TensorBoard Port-Forwarding

This section describes the steps to be followed to set up port forwarding for applications, like tensorboard, that run on the SambaNova system and bind to one or more ports. This example uses 6006 and 16006 as port numbers. Using port numbers other than these may avoid collisions with other users.

From your local machine

Run

ssh -v -N -f -L localhost:16006:localhost:16006 ALCFUserID@sambanova.alcf.anl.gov
...
Password: < MobilPass+ code >

ssh ALCFUserID@sambanova.alcf.anl.gov
...
Password: < MobilPass+ code >

replacing ALCFUserID with your ALCF User ID.

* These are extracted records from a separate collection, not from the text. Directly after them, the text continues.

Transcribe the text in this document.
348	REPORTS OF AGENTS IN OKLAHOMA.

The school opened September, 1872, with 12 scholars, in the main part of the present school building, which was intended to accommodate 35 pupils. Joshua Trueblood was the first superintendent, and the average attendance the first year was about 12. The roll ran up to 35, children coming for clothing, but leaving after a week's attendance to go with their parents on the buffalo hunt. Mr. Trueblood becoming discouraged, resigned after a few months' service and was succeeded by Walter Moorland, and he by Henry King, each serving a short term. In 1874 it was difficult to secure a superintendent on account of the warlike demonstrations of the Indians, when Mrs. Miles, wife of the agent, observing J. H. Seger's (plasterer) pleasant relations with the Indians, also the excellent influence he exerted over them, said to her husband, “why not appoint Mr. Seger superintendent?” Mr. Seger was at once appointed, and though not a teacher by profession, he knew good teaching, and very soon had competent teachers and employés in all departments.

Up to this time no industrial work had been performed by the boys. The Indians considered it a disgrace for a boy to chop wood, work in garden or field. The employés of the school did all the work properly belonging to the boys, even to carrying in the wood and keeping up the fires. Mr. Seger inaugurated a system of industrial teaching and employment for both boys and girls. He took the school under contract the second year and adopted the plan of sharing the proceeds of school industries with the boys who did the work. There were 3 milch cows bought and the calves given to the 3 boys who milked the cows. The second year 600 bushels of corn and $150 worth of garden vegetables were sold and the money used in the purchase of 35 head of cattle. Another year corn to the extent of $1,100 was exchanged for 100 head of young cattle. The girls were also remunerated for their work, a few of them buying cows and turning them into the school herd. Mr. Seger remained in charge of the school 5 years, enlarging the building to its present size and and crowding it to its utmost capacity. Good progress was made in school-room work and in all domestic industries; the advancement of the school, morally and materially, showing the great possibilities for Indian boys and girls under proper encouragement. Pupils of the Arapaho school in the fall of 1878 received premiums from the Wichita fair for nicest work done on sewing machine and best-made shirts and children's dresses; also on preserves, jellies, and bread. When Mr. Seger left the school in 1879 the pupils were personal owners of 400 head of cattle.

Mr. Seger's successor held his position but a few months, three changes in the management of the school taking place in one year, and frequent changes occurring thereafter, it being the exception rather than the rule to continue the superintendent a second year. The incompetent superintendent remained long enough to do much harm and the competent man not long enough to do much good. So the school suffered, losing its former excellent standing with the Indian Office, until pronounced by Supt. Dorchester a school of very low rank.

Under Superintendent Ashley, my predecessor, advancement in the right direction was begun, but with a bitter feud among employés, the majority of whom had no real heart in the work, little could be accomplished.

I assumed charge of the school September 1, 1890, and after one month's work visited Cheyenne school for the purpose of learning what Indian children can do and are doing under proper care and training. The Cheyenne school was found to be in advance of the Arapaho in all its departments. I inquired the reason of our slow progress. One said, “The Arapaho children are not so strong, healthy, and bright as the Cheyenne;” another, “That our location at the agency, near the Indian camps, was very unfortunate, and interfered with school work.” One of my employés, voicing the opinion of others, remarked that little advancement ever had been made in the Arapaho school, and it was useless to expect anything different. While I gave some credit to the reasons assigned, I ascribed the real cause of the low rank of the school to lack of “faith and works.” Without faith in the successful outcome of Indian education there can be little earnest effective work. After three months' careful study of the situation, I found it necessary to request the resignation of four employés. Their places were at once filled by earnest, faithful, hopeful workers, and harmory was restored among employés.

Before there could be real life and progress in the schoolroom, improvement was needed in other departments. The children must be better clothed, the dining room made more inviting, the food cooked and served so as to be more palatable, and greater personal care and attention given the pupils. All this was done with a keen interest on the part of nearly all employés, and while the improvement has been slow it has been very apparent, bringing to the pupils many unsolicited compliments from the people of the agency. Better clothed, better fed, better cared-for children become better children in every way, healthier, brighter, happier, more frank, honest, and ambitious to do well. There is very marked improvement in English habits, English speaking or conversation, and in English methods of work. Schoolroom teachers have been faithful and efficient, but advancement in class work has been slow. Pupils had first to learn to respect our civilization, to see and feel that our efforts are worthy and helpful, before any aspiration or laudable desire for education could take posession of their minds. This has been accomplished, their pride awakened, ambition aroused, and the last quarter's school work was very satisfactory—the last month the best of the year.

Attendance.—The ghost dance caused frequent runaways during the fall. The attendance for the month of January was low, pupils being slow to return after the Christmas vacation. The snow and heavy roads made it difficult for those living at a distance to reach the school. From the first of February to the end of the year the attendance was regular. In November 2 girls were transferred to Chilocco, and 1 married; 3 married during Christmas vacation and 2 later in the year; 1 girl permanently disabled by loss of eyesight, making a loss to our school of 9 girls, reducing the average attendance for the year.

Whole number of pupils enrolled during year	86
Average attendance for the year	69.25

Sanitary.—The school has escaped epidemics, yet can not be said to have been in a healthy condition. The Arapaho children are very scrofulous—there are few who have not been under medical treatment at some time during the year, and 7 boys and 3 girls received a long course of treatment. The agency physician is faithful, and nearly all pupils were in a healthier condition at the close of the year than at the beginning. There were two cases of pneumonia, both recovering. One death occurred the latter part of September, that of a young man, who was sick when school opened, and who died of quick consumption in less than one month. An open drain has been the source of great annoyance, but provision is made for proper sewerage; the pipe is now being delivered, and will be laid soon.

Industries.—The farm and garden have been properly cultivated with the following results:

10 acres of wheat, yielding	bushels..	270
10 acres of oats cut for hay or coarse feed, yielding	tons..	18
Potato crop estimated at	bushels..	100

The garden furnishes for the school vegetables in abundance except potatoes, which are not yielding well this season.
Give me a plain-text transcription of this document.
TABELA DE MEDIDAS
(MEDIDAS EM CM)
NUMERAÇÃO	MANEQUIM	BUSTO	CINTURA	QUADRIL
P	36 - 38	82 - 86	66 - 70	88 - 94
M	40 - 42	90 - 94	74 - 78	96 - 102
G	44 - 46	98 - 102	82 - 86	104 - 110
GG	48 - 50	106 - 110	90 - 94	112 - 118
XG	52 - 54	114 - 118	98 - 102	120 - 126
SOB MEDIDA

From sambanova.alcf.anl.gov

Run

NOTE: The full name is sm-01.ai.alcf.anl.gov and it may also be used.

ssh -N -f -L localhost:16006:localhost:6006 ALCFUserID@sm-01
ssh ALCFUserID@sm-01

On sm-01

Execute the following command:

ALCFUserID@sm-01:~$ source /software/sambanova/envs/sn_env.sh
(venv) ALCFUserID@sm-01:~$

Navigate to the appropriate directory for your model. Launch your model using srun or sbatch.

cd /path/to/your/project
sbatch --output=pef/my_model/output.log submit-my_model-job.sh

On Another sm-01 Terminal Window

The SambaNova system has a bash shell script to setup the required software environment. This sets up the SambaFlow software stack, the associated environmental variables and activates a pre-configured virtual environment.

Use

ALCFUserID@sm-01:~$ source /software/sambanova/envs/sn_env.sh
(venv) ALCFUserID@sm-01:~$

Navigate to the appropriate directory for your model.

cd /path/to/your/project
tensorboard --logdir /logs --port 6006

Browser on Local Machine

Then, navigate in your browser to, in this example, http://localhost:16006 on your local machine.

Notes

Explanation of ssh command:

-N : no remote commands

-f : put ssh in the background

-L <machine1>:<portA>:<machine2>:<portB> :

The full command line will forward <machine1>:<portA> (local scope) to <machine2>:<portB> (remote scope)

Adapted from: How can I run Tensorboard on a remote server?